Tilda LEVİ Köşe Yazısı
6 Mayıs 2009 Çarşamba

1 Mayıs bu yıl resmi tatil olarak ilan edildi. İşçi Bayramı büyük kentlerimizde kutlandı. Belirlenen miting alanlarında toplanıldı, konuşmalar yapıldı, çelenkler kondu. Herşey ahenkliydi, dirlik düzen vardı. Öte yanda bu düzeni bozmak isteyen, ara sokaklardan ana caddelere doğru koşan farklı güruhlar da vardı. Öğle saatlerinde Nişantaşı’ndan Valikonağı’nın sonuna doğru gelen sesler ürkütücüydü. Evlerden, ‘camları kapatın’ nidaları duyuyordum. Etraf sakinleşince dışarı çıktım. Nişantaşı terkedilmiş bir şehir gibiydi. Sokakta tek tük insan yürüyordu. Araba sesi yoktu. Anlaşılan polis trafiği kesmişti. Olduğum yerden Dikilitaş’ın önünde panzerler ve polis otobüslerini görüyordum. Art arda hapşırmaya başladım. Sonra yürüyen insanların ağızlarını, burunlarını kapattıklarını farkettim. Havada hala biber gazı vardı.

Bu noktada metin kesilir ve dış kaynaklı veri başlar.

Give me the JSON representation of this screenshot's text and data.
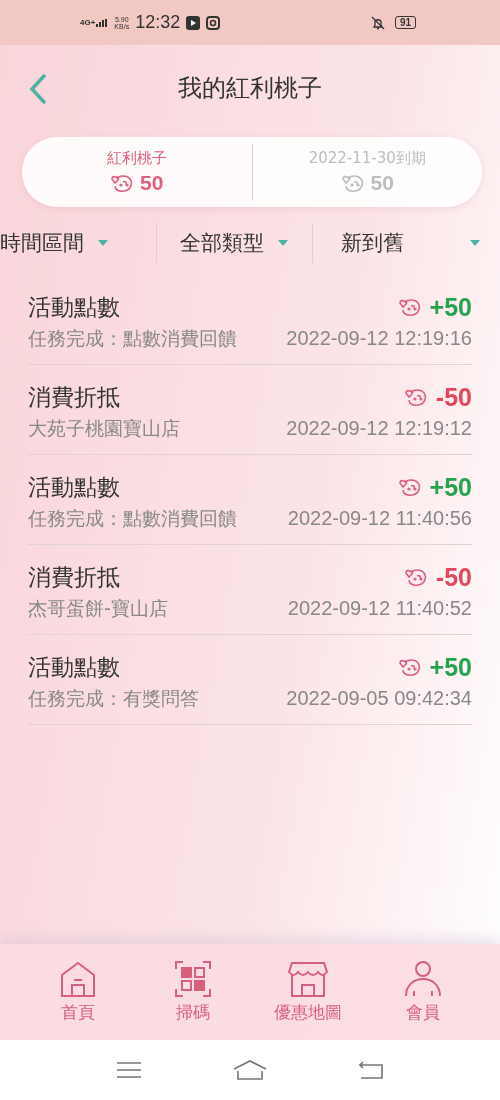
{
  "status_bar": {
    "network": "4G+",
    "speed": "5.90",
    "speed_unit": "KB/s",
    "time": "12:32",
    "battery": "91"
  },
  "header": {
    "title": "我的紅利桃子"
  },
  "summary": [
    {
      "kind": "balance",
      "label": "紅利桃子",
      "value": "50"
    },
    {
      "kind": "expiring",
      "label": "2022-11-30到期",
      "value": "50"
    }
  ],
  "filters": [
    {
      "label": "時間區間"
    },
    {
      "label": "全部類型"
    },
    {
      "label": "新到舊"
    }
  ],
  "records": [
    {
      "title": "活動點數",
      "subtitle": "任務完成：點數消費回饋",
      "kind": "earn",
      "amount": "+50",
      "time": "2022-09-12 12:19:16"
    },
    {
      "title": "消費折抵",
      "subtitle": "大苑子桃園寶山店",
      "kind": "spend",
      "amount": "-50",
      "time": "2022-09-12 12:19:12"
    },
    {
      "title": "活動點數",
      "subtitle": "任務完成：點數消費回饋",
      "kind": "earn",
      "amount": "+50",
      "time": "2022-09-12 11:40:56"
    },
    {
      "title": "消費折抵",
      "subtitle": "杰哥蛋餅-寶山店",
      "kind": "spend",
      "amount": "-50",
      "time": "2022-09-12 11:40:52"
    },
    {
      "title": "活動點數",
      "subtitle": "任務完成：有獎問答",
      "kind": "earn",
      "amount": "+50",
      "time": "2022-09-05 09:42:34"
    }
  ],
  "bottom_nav": [
    {
      "kind": "home",
      "label": "首頁"
    },
    {
      "kind": "scan",
      "label": "掃碼"
    },
    {
      "kind": "store",
      "label": "優惠地圖"
    },
    {
      "kind": "member",
      "label": "會員"
    }
  ]
}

Yolda ilerledikçe nutkum tutuldu. Yerlerde yanık izleri, büyük tahta parçaları duruyordu. Caddenin iki tarafındaki dükkanların camları tuzla buz olmuştu. Sökülen kaldırım taşları, parke yollardan çıkartılmış taşlar, arabaların parketmesini engellemek için konulan ‘baba’lardan sökülüp yolun ortasına atılanlar..

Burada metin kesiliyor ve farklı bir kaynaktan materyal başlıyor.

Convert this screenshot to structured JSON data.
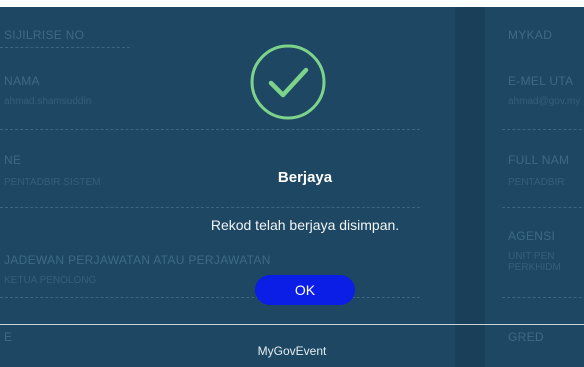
{
  "background_form": {
    "left_fields": [
      {
        "label": "SIJILRISE NO",
        "value": ""
      },
      {
        "label": "NAMA",
        "value": "ahmad.shamsuddin"
      },
      {
        "label": "NE",
        "value": "PENTADBIR SISTEM"
      },
      {
        "label": "JADEWAN PERJAWATAN ATAU PERJAWATAN",
        "value": "KETUA PENOLONG"
      },
      {
        "label": "E",
        "value": ""
      }
    ],
    "right_fields": [
      {
        "label": "MYKAD",
        "value": ""
      },
      {
        "label": "E-MEL UTA",
        "value": "ahmad@gov.my"
      },
      {
        "label": "FULL NAM",
        "value": "PENTADBIR"
      },
      {
        "label": "AGENSI",
        "value": "UNIT PEN\nPERKHIDM"
      },
      {
        "label": "GRED",
        "value": ""
      }
    ]
  },
  "modal": {
    "icon": "check-circle-icon",
    "title": "Berjaya",
    "message": "Rekod telah berjaya disimpan.",
    "ok_label": "OK"
  },
  "footer": {
    "text": "MyGovEvent"
  },
  "colors": {
    "overlay_background": "#1d4762",
    "check_color": "#7ed38a",
    "ok_button": "#0a1ee6"
  }
}
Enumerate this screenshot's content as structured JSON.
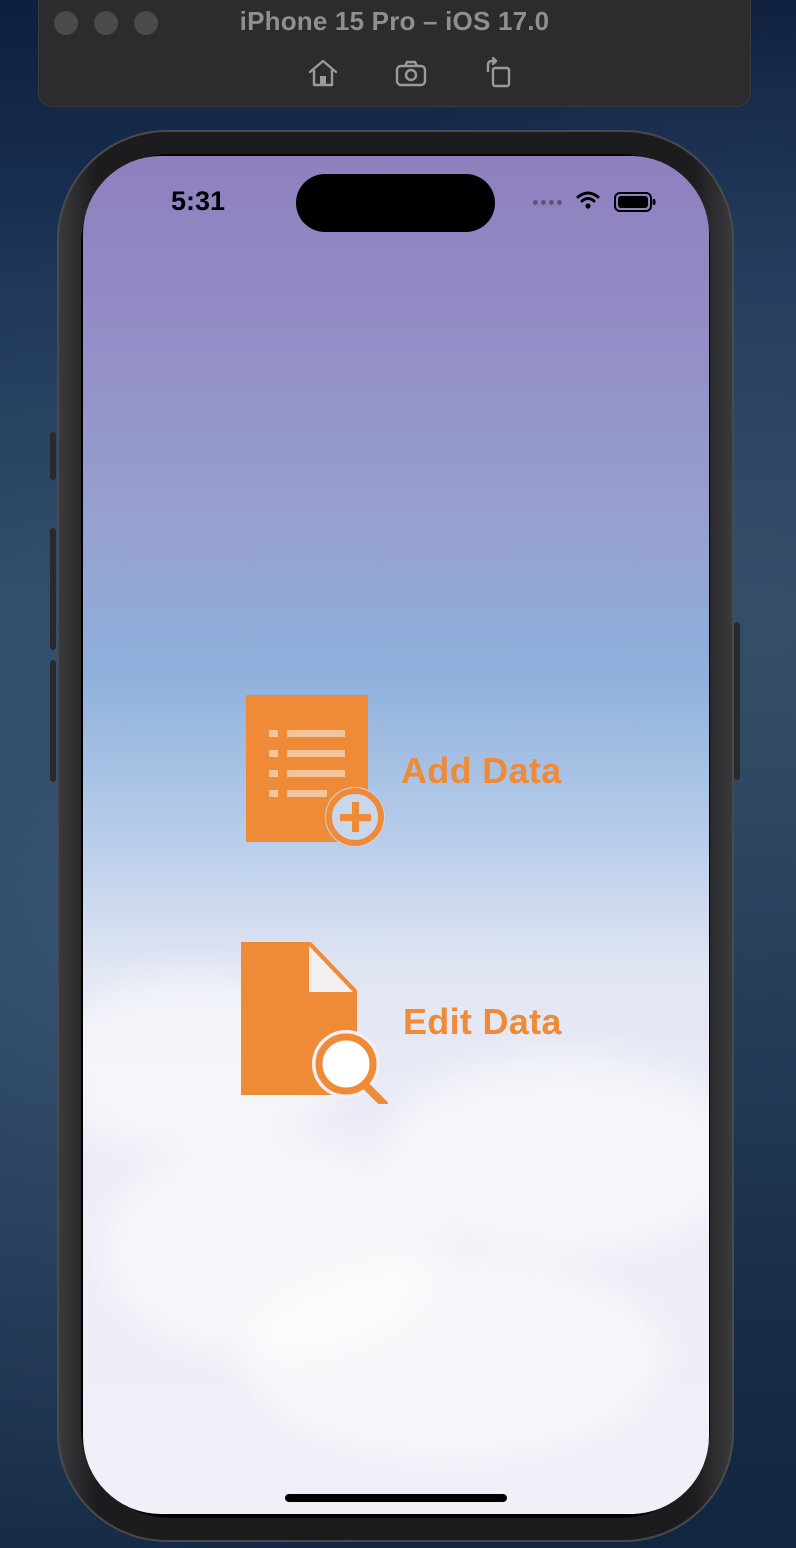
{
  "simulator": {
    "title": "iPhone 15 Pro – iOS 17.0",
    "tools": [
      {
        "icon": "home-icon"
      },
      {
        "icon": "screenshot-icon"
      },
      {
        "icon": "rotate-icon"
      }
    ]
  },
  "status_bar": {
    "time": "5:31",
    "icons": [
      "signal-icon",
      "wifi-icon",
      "battery-icon"
    ]
  },
  "actions": [
    {
      "label": "Add Data",
      "icon": "add-document-icon"
    },
    {
      "label": "Edit Data",
      "icon": "search-document-icon"
    }
  ],
  "colors": {
    "accent": "#ef8a37",
    "gradient_top": "#8f7fbe",
    "gradient_bottom": "#f0f0f8"
  }
}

Yürüdükçe şaşkınlığım arttı. Bir sokak lambası yerinden sökülüp, yolun ortasına bırakılmıştı. Esnafın konuşmalarına tanık oldum; “Bu ne biçim İşçi Bayramı?” Hem kızgın, hem kırgındılar. Az ötedeki barikatları görünce daha fazla ilerlemedim. Yerdeki taşı sökecek kadar hırslanmış, camlara o ağır taşları firlatabilecek denli öfke dolmuş olunabilir mi? Olunabilirmiş demek. Bu toplum psikolojisi cehalete mi dayalı? Adı her neyse görüntüler çok tatsızdı. Ara sokaklardaki 1 Mayıs anlayışı ne yazık ki, kötüydü.

* * *

Gila Kohen Öykü Yarışması’nın jürisi geçtiğimiz hafta biraraya geldi ve kazanan yarışmacıları belirledi. Bizler için bundan sonraki en önemli ve en heyecan veren adım öykülerin kitaplaşmasıdır. Zira kitabın kalıcılığı başka hiçbir şeyle kıyaslanamaz. Bu konuda Kitap Editörümüz Gila Erbeş son derece titiz bir çalışma sergiler. Öykülerin büyük bir çoğunluğunu okuduğumu daha önce de yazmıştım. Şimdi sadece kazananları tekrar gözden geçiriyorum. Kitaba girmeden evvel yazım veya noktalama hatası var mı? diye bakıyoruz. İçeriğine kesinlikle dokunulmuyor. Bu yıl beşincisi düzenlenen yarışmada ödüle layık görülen öyküler son derece nitelikli. Ancak çoğunun ortak teması karamsarlık. İnanılır gibi değil. İçeriklerinde üzüntü, intihar, boğuşan dalgalar, ölüm gibi insan ruhunu altüst eden yorumlar var. Günümüz koşulları düşünen insanı bu denli mutsuz olmaya mı itiyor?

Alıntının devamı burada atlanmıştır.